Every November our family, like many others, gathers together at the hunting camp. We come from near and far and it becomes for all intents and purposes a family reunion. The ritual of hunting goes way back. It is an ancient activity in preparation for the oncoming winter. This tradition is continued in our community today. The student population is decimated at the local schools for the first week of hunting season and the grocery stores are filled with blaze orange hunters picking up last minute items for their camps’ meals throughout the 2 weeks. The population in the area swells as Hunters from all over return to their particular camps. Barry’s Bay does a brisk business. During hunting season pray your furnace and appliances don’t quit, your car doesn’t need a mechanic and your water pipes don’t burst because most of the service men are in their camps and beyond the reaches of technology.
The O’Briens, Dwyers, Ryans, Sullivans, and the Madigans have hunted near the Addington road since before the turn of the century, in 1900. Many settlers travelled to this area from Kingston by way of the Addington road. The road can still be seen today if you know the woods and have a sharp eye. Wooden slats that prevented the wagon wheels from getting stuck in the swampy soil mark out the path. Although the Addington road has blended into the forest like a footprint in the grass, its trail still stands as a relic of our past.
During the mid to late 1940’s John T Drohan acquired the timber rights to the region. A lumber camp was built that included a wood shed, blacksmith shop, horse stables, cookery and sleep cabin with an office. Lumber camp life in the winter months was close quarters and bunk beds. The head cook was an esteemed position because good food was essential fuel for these men working so hard in the bush. Every day a truck with a closed- in box, called the caboose, was used to transport them to and from the work sites. Among those men were many of the ancestors of local communities, including my great grandfather James P. Madigan.

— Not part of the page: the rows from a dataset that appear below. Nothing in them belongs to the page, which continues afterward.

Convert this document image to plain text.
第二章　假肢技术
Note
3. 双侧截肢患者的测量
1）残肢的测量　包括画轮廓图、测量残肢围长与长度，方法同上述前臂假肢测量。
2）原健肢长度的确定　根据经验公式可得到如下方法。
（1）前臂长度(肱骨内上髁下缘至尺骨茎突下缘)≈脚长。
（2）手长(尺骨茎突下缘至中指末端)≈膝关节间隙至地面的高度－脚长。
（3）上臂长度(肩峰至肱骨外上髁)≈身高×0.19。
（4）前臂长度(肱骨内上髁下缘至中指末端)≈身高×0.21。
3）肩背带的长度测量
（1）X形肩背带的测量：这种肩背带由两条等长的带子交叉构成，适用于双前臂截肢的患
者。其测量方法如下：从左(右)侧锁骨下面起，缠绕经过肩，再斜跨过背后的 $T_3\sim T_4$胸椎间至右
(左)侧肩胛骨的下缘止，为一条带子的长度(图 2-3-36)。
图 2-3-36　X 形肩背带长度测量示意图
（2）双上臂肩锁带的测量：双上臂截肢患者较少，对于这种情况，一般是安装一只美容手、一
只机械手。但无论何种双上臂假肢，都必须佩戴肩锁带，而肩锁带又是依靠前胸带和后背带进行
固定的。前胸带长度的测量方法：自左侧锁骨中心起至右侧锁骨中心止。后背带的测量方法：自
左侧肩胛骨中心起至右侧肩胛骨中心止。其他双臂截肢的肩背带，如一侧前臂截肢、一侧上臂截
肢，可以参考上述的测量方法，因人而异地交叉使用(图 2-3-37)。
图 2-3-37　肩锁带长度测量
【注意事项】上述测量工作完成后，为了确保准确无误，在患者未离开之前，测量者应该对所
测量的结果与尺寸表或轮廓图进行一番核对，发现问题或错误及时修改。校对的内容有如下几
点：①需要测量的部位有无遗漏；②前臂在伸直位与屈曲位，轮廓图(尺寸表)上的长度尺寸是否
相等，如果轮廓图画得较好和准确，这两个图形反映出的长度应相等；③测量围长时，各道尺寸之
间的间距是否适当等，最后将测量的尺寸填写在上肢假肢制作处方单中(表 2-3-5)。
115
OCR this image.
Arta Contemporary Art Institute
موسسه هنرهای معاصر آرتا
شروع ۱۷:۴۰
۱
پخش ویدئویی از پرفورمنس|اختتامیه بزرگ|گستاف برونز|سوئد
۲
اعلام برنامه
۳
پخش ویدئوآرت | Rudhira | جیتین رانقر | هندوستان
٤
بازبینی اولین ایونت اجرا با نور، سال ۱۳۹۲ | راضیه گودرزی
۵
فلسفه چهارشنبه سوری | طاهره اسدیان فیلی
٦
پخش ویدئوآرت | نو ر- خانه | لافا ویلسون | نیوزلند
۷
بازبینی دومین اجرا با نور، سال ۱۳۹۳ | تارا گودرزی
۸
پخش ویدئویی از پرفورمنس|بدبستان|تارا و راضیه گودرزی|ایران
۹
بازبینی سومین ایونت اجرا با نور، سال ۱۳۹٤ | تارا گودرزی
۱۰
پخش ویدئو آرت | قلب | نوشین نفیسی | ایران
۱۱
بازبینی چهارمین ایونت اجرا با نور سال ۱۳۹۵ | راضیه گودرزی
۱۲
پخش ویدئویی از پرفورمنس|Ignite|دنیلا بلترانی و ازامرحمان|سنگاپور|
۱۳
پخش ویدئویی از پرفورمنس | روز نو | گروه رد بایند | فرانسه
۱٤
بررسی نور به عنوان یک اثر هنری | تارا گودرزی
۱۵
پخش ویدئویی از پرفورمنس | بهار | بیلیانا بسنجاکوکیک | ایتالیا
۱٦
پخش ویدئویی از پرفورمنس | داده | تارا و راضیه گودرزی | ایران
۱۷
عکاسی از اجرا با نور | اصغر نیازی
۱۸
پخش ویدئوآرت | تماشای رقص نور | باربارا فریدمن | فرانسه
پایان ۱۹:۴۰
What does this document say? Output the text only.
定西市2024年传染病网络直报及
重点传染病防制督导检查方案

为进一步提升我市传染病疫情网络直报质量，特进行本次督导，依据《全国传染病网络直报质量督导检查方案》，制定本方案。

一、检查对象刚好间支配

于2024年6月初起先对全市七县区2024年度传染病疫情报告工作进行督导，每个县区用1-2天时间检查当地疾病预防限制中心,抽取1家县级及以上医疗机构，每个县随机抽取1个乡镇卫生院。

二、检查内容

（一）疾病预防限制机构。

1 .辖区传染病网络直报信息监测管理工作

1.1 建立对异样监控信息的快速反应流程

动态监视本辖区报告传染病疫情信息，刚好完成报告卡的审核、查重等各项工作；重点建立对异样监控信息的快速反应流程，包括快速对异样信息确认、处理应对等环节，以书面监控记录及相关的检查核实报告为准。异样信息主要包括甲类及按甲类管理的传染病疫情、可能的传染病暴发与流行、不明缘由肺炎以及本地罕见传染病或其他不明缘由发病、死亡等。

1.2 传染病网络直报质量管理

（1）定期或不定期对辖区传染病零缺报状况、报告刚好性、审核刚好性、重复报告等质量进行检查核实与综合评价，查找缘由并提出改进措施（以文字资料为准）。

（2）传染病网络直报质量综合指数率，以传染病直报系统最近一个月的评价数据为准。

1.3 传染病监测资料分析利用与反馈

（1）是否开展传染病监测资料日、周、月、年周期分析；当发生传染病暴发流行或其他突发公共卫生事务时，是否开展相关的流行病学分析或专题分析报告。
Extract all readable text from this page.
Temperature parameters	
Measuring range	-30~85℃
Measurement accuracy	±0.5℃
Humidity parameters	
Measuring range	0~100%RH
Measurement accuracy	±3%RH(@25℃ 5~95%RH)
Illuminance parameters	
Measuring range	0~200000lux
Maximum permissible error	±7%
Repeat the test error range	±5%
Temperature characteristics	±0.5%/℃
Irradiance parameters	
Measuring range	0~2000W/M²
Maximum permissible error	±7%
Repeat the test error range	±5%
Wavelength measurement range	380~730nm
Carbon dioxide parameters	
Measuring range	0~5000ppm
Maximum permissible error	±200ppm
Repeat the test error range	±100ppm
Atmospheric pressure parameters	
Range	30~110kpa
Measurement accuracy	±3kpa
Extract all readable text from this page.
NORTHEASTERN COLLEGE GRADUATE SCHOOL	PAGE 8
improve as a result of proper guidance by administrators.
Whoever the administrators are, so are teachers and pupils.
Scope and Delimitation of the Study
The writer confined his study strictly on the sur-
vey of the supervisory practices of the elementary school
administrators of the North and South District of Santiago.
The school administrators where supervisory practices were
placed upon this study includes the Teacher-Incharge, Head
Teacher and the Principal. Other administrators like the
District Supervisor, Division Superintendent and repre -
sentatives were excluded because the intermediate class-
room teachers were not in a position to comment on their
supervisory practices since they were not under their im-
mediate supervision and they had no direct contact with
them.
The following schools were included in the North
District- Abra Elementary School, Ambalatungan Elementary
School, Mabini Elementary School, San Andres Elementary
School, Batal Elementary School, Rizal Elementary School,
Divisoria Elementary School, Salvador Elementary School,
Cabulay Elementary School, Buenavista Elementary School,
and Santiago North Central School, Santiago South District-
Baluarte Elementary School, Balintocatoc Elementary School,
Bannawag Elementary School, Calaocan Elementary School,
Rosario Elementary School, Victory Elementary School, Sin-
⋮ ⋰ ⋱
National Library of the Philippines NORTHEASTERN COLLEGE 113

John T Drohan’s lumber camp in the 1940’s early 1950’s
In the early 1950’s times were changing. Improved roads into the bush and better vehicles made lumber camps obsolete. The ministry of natural resources was poised to dismantle all of the buildings on the site of the old lumber camp. James P and two other men made a trip to the local MNR office and convinced them to leave the lumber office standing for use as a hunting camp. In 1956 James P was issued the first license to lease the land for the purpose of the hunt camp. As the family grew and grandchildren (now great-grandchildren) wanted to join the hunt the addition of the sleeper was added to the main office with the ministry’s approval.
James P in the hunting camp with his sons and grandchildren
The nature of the Hunting Camp is difficult to put into words. It’s Family, Friendship, Music, Dancing, stories, and jokes. In my mind the hunting camp will always be a warm, safe place filled with support and kindness. Whether as a sanctuary during a cold day of ice fishing or a gathering place during the warmer months the hunting camp is always there.
On a typical November evening in the hunting camp fiddle music and laughter fills the air. Conversation about the day occurs over the crackling warmth of the campfire. Smoke drifts from the woodstove’s chimney into an inky sky filled with stars. Inside there are people everywhere catching up or singing along to familiar tunes. A stepdancer taps out a reel played by guitars, fiddles, keyboards and harmonicas alike. A smile is on everyone’s face. They are home.